Hello,
I am reaching out to seek help on how to better utilize HDF5 for my job. I’m going to give as much upfront background as possible and am willing to come back with more information if asked.
Background:
We use hdf5 to record our simulation data, all data is stored as compound types and gets written out as a Nx1 array of these compound types. We try to maximize disk space by using maximum gzip compression. A single hdf we write can range from 25 MB to upwards of 2.5 GB. We write around 100 datasets at the minimum.
Some datasets can be upwards of 460 fields. Meaning, the compound type representing an entry in that dataset can have up to 460 “fields” that the equivalent c++ struct would have. All fields of a dataset are known apriori, but the amount of rows that dataset will have from the simulation is unknown (we resize the datasets often I believe).

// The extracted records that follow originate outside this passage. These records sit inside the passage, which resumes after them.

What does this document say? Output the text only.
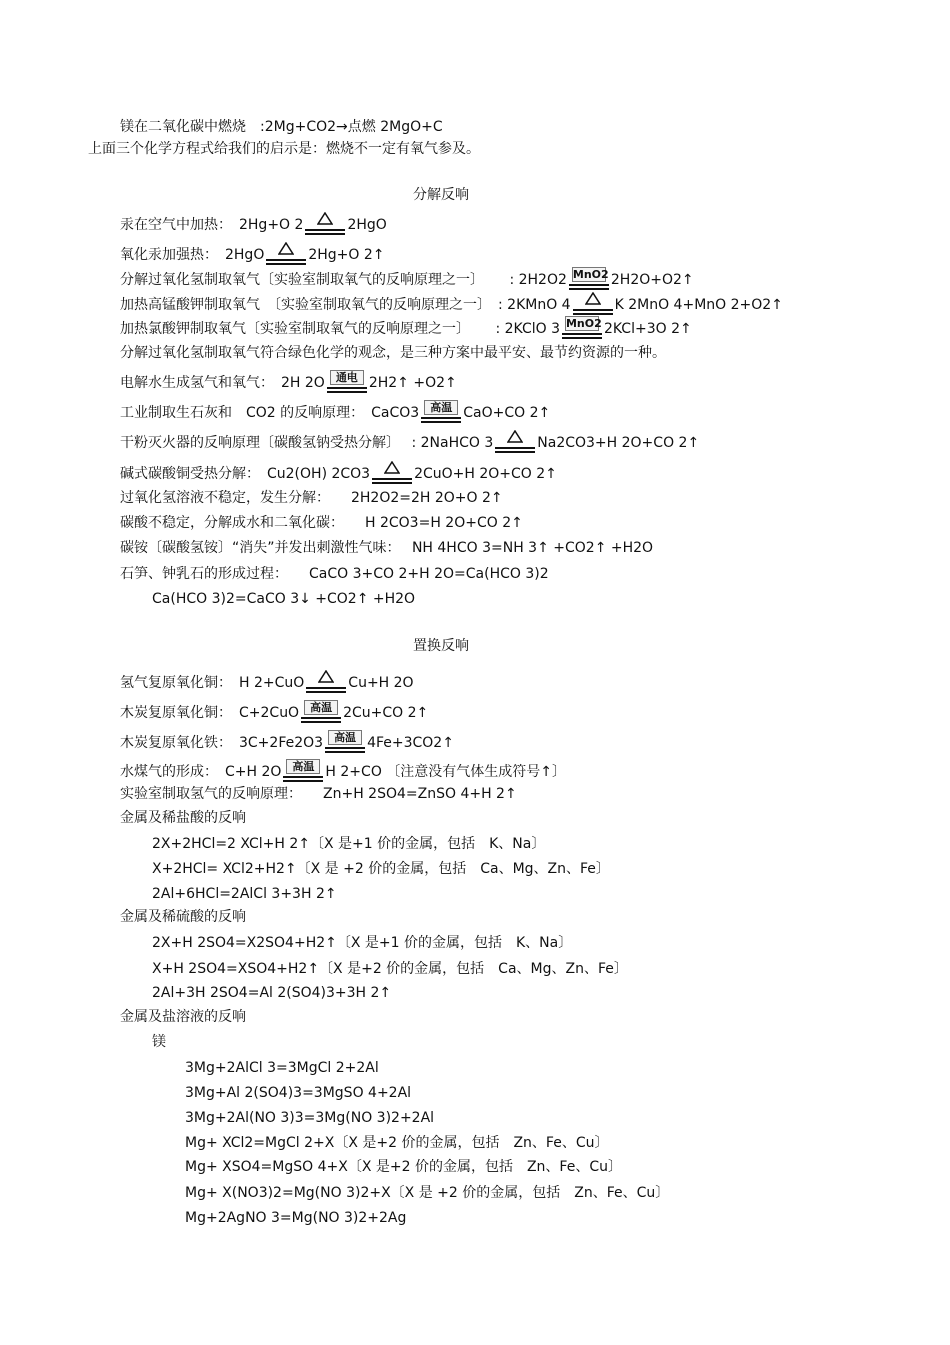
镁在二氧化碳中燃烧　:2Mg+CO2→点燃 2MgO+C
上面三个化学方程式给我们的启示是：燃烧不一定有氧气参及。
分解反响
汞在空气中加热：　2Hg+O 2	2HgO
氧化汞加强热：　2HgO	2Hg+O 2↑
分解过氧化氢制取氧气〔实验室制取氧气的反响原理之一〕　　 : 2H2O2 MnO2 2H2O+O2↑
加热高锰酸钾制取氧气　〔实验室制取氧气的反响原理之一〕　: 2KMnO 4	K 2MnO 4+MnO 2+O2↑
加热氯酸钾制取氧气〔实验室制取氧气的反响原理之一〕　　 : 2KClO 3 MnO2 2KCl+3O 2↑
分解过氧化氢制取氧气符合绿色化学的观念，是三种方案中最平安、最节约资源的一种。
电解水生成氢气和氧气：　2H 2O	通电 2H2↑ +O2↑
工业制取生石灰和　CO2 的反响原理：　CaCO3	高温 CaO+CO 2↑
干粉灭火器的反响原理〔碳酸氢钠受热分解〕　 : 2NaHCO 3	Na2CO3+H 2O+CO 2↑
碱式碳酸铜受热分解：　Cu2(OH) 2CO3	2CuO+H 2O+CO 2↑
过氧化氢溶液不稳定，发生分解：　　2H2O2=2H 2O+O 2↑
碳酸不稳定，分解成水和二氧化碳：　　H 2CO3=H 2O+CO 2↑
碳铵〔碳酸氢铵〕“消失”并发出刺激性气味：　 NH 4HCO 3=NH 3↑ +CO2↑ +H2O
石笋、钟乳石的形成过程：　　CaCO 3+CO 2+H 2O=Ca(HCO 3)2
Ca(HCO 3)2=CaCO 3↓ +CO2↑ +H2O
置换反响
氢气复原氧化铜：　H 2+CuO	Cu+H 2O
木炭复原氧化铜：　C+2CuO	高温 2Cu+CO 2↑
木炭复原氧化铁：　3C+2Fe2O3	高温 4Fe+3CO2↑
水煤气的形成：　C+H 2O	高温 H 2+CO 〔注意没有气体生成符号↑〕
实验室制取氢气的反响原理：　　Zn+H 2SO4=ZnSO 4+H 2↑
金属及稀盐酸的反响
2X+2HCl=2 XCl+H 2↑〔X 是+1 价的金属，包括　K、Na〕
X+2HCl= XCl2+H2↑〔X 是 +2 价的金属，包括　Ca、Mg、Zn、Fe〕
2Al+6HCl=2AlCl 3+3H 2↑
金属及稀硫酸的反响
2X+H 2SO4=X2SO4+H2↑〔X 是+1 价的金属，包括　K、Na〕
X+H 2SO4=XSO4+H2↑〔X 是+2 价的金属，包括　Ca、Mg、Zn、Fe〕
2Al+3H 2SO4=Al 2(SO4)3+3H 2↑
金属及盐溶液的反响
镁
3Mg+2AlCl 3=3MgCl 2+2Al
3Mg+Al 2(SO4)3=3MgSO 4+2Al
3Mg+2Al(NO 3)3=3Mg(NO 3)2+2Al
Mg+ XCl2=MgCl 2+X〔X 是+2 价的金属，包括　Zn、Fe、Cu〕
Mg+ XSO4=MgSO 4+X〔X 是+2 价的金属，包括　Zn、Fe、Cu〕
Mg+ X(NO3)2=Mg(NO 3)2+X〔X 是 +2 价的金属，包括　Zn、Fe、Cu〕
Mg+2AgNO 3=Mg(NO 3)2+2Ag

(I’m more than happy to share more, or even give an example dump of one of our hdfs, I just don’t know what to share)
Problem:
Our biggest problem, in my opinion, and what I’m trying to optimize is reading the datasets back out. We read from the datasets many many times and when profiling code, 90% of our runtime is reading from disk (specifically in h5py). When reading we use the standard driver of the OS (Linux in this case), I tried toying around with Core Driver to read hdf into memory but it didn’t seem to provide any performance benefits.

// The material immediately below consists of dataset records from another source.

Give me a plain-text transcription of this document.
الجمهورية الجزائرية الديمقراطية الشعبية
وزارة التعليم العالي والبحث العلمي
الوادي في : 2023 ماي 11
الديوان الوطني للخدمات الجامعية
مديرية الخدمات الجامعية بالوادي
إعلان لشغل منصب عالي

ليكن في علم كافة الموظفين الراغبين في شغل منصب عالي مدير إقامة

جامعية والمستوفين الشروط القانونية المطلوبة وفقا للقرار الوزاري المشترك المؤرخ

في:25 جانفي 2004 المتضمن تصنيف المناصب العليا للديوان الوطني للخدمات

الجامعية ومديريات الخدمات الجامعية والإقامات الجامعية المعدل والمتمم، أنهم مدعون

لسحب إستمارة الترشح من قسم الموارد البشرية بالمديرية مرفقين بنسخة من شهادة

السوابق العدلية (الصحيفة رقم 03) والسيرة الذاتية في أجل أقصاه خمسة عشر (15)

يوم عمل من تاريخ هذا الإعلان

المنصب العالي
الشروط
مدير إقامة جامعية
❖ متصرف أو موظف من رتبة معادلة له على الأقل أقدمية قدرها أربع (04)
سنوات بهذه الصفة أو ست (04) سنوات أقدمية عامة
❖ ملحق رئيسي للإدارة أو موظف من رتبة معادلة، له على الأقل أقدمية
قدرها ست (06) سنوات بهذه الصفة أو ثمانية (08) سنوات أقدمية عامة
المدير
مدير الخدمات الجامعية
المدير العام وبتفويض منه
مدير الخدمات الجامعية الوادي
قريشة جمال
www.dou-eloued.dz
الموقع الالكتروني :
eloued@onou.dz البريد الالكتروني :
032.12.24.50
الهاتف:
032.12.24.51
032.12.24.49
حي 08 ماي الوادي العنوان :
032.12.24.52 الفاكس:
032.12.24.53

For the datasets that contain dozens to 100s of fields, we typically care about a very small subset at most on any given read. We also read in all entries. This is the biggest problem, we want all rows but only a small subset of the fields.
So how can we optimize this sort of reading with hdf?
Remarks:
I’ve tried doing partially I/O of the compound type fields, but in some testing on our largest compound types (460 fields), the read times between reading all entries of 1 field and all entries of all fields, is 2 seconds at best. Which to me, makes partial field reading pointless.
Additionally, I’ve tried breaking the fields of these compound types into separate arrays. Meaning, in the case of a compound type with 460 fields. What I did was write 460 arrays, each in a dataset of that field name. This however killed our write times to the point that it would in no way be acceptable.